Não se pode, todavia, atribuir a responsabilidade pela elevada incidência de casos de prescrição única e exclusivamente à lentidão do Poder Judiciário, embora seja sob este aspecto que se examina o tema mais detidamente no presente trabalho. Se atraso há na entrega da tutela penal prometida pelo Estado, e quanto a isto não há dúvida – cuida-se de problema que demanda urgentes soluções –, é inolvidável que esta demora é agravada por outros fatores, alguns deles externos à atuação jurisdicional. Prazos prescricionais exíguos e incompatíveis com as necessidades investigatórias na complexa criminalidade moderna e o avanço no pleno exercício dos direitos e garantias fundamentais dos litigantes, que demanda tempo, são, exemplificativamente, fatores relevantes. Tem- se, ainda, a conspirar contra a agilidade da tutela penal, o abuso do direito de defesa que a jurisprudência hipergarantista insiste em não coibir, permitindo protelações nefastas ao célere andamento do processo penal. E mais, contribui sobremaneira a tendência da jurisprudência – muitas vezes justificada pelo temor da ineficácia da pena num sistema carcerário falido como é o nosso – de criar teses jurídicas que conduzam à prescrição, conforme será adiante objeto de análise.

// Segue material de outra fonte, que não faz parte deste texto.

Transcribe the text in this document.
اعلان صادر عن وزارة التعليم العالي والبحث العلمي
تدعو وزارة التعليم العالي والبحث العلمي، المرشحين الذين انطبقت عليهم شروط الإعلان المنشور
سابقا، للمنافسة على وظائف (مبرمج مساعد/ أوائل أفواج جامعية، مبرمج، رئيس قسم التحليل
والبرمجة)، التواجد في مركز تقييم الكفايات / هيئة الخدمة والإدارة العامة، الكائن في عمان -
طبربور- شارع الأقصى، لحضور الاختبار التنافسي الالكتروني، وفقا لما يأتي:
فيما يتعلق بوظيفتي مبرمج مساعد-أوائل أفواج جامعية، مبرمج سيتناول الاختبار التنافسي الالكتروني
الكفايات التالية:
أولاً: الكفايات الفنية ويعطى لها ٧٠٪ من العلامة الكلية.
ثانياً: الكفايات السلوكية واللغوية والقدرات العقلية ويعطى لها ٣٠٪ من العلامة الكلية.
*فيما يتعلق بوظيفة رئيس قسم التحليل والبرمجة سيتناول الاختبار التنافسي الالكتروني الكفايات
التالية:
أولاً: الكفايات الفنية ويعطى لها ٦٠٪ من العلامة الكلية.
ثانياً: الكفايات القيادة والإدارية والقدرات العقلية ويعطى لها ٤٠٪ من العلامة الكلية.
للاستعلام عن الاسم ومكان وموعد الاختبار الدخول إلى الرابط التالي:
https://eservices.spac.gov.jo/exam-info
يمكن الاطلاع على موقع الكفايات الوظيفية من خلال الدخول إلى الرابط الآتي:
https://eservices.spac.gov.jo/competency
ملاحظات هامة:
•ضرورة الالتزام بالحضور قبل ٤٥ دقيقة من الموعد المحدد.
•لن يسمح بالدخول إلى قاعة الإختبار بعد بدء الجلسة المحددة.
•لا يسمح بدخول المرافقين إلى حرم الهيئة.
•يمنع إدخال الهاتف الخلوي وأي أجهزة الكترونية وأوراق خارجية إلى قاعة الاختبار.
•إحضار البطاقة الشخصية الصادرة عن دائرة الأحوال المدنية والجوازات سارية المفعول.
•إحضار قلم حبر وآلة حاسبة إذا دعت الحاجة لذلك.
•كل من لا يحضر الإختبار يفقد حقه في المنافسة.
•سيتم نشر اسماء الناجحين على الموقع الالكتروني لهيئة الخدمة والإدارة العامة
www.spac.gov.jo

É interessante, e a experiência de magistratura realça com nitidez este fenômeno, a atitude dos magistrados quanto ao reconhecimento da prescrição. Em alguns magistrados, chega-se a notar um certo grau de satisfação ao reconhecer a prescrição penal. Não raro se nota um esforço em adequar a pena aos parâmetros prescritivos. É mais fácil. Sabe-se que se trata de uma espécie de conformismo determinado pela equivocada sensação de impotência em resolver o problema. Uma idéia imprecisa de que esse deve ser solvido pelo Poder Legislativo, afinal, foi o legislador quem consagrou na lei e nos termos postos o instituto da prescrição, como se a atuação lenta do Poder Judiciário (assim como a dos demais agentes da

persecução penal) não contribuísse decisivamente para a sua ocorrência. É comum encontrarem-se publicados orgulhosamente em revistas especializadas acórdãos que reconhecem a prescrição, sem qualquer detalhe interessante ou peculiaridade digna de melhor atenção, nenhuma tese jurídica relevante. Somente se justificaria esta publicidade na medida em que o precedente, supervalorizado, teria o condão de realçar a inoperância dos agentes da persecução penal. Seria um exemplo a não ser seguido! Somente serve para desacreditar o Poder Judiciário. Casos há em que a prescrição passa a ser uma saída honrosa para solver o impasse da dúvida. Genericamente falando, a dúvida, no processo penal, deve levar à absolvição. Ao invés do juízo absolutório, aguarda-se o decurso de prazo hábil ao reconhecimento da prescrição.